Employee raises at Facebook depend on engagement, and newly leaked private Zuckerberg recordings show the Groups algorithm prioritizes enragement.  

The Verge’s latest bombshell Facebook exposé with leaked private audio of Mark Zuckerberg is 7,000 words long, takes about a half-hour to read, and features internal secret recordings of Zuck addressing the ways that Facebook has helped foment the violence we've seen around the country since the George Floyd killing in late May. But the long-form piece kicks off, rather amusingly, with an anecdote about how Facebook employees complained that they lost their on-site free food privileges during the pandemic stay-at-home period, and that actually amounts to a lot of money they now have to spend on food, they're realizing. Cue up the tiniest fiddle in the world!  

What that anecdote ignores is that thousands of Facebook “employees” are actually vastly lower-paid contractors who don’t get the same lavish perks or benefits. Still, The Verge’s deeply researched investigation covers an array of Facebook’s content moderation failures (plus some delicious palace intrigue and gossip) on a number of topics: Zuck’s cowardice when Trump posts incite violence, the virtual employee walkout over the platform’s increasingly conservative skew, and even Zuckerberg’s handling of his way-too-much-sunscreen paparazzi photos.

But the most harrowing detail comes near the end of the article, in an employee whistleblower complaint about the Facebook Groups algorithm. “Employees’ raises and promotions are closely tied to their ability to boost engagement within Facebook’s products,” The Verge notes.

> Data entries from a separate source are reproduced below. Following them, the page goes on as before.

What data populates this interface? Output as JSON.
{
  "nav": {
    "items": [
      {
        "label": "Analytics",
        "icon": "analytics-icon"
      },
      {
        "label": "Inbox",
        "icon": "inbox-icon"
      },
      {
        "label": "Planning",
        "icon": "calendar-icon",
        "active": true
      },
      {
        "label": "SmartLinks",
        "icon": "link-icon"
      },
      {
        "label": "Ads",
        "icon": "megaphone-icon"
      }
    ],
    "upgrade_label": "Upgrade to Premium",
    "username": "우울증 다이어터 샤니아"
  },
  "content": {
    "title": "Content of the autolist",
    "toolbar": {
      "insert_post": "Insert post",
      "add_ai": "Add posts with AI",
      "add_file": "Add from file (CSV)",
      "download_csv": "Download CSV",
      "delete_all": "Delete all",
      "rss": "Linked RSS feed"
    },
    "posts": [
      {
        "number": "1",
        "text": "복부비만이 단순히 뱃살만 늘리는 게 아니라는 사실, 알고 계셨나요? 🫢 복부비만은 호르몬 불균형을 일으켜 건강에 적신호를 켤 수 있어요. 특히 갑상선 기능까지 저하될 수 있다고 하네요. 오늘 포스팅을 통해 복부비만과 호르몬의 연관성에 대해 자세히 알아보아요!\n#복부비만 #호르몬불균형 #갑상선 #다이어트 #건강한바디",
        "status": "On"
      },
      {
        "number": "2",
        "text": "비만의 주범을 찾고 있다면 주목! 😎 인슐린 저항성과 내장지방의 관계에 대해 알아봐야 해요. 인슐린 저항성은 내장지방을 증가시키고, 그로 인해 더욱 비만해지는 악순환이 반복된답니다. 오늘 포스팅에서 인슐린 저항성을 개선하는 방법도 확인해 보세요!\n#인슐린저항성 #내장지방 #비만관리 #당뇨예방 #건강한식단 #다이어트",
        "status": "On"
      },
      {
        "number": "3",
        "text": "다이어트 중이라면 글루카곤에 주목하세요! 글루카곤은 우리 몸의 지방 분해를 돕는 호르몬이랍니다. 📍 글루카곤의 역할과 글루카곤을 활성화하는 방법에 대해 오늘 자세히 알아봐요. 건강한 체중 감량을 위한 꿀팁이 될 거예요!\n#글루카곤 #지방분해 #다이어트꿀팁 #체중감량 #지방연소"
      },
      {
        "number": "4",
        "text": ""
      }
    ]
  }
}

In data terms, anti-vaxx groups and QAnon hysteria are going to get far better engagement than your average drag queen or 'Vote Yes on Proposition Z' groups. Moreover, the group recommendations tool prioritizes the angriest and most out-to-lunch groups, because those tend to get more clicks when they appear in the recommended field.

“They try to give you a mix of things you’re part of and not part of, but the aspect of the algorithm that recommends groups that are similar to the one that you’re part of are really dangerous,” an anonymous engineer told The Verge. “That’s where the bubble generation begins. A user enters one group, and Facebook essentially pigeonholes them into a lifestyle that they can never really get out of.”

The Verge presents this all as a conflict between Facebook employees’ liberal bias versus Facebook users’ older and more Republican bent. “The community we serve tends to be, on average, ideologically a little bit more conservative than our employee base,” Zuckerberg said on one leaked audio recording. “Maybe ‘a little’ is an understatement. … If we want to actually do a good job of serving people, [we have to take] into account that there are different views on different things, and that if someone disagrees with a view, that doesn’t necessarily mean that they’re hateful or have bad intent.”

But consider that Facebook may be making people more susceptible to looney tunes right-wing conspiracy theories and rage movements. We all know New Age spiritual-types who’ve been converted into militant COVID deniers, Burning Man bros who suddenly find Christ-like charm in meathead Trumper Joe Rogan, and suburban moms who suspect Joe Biden is harvesting mail-order child brides from Ukraine. One cannot discount the possibility that Facebook’s enormous reach is a heavy contributor to this, if not the primary cause.

The Verge describes this all as “Mark in the Middle,” or Zuckerberg trying to balance his left-wing workforce with his right-wing user base. That may be incorrect. Zuckerberg’s top conservative executives, right-wing ‘censorship’ Cassandras, and sweet Trump campaign ad money have likely made Zuckerberg far more fearful of conservative backlash than he ever would be of liberal backlash. So in that sense, Republicans are playing Mark Zuckerberg like he’s a banjo at the Hardly Strictly Bluegrass Festival.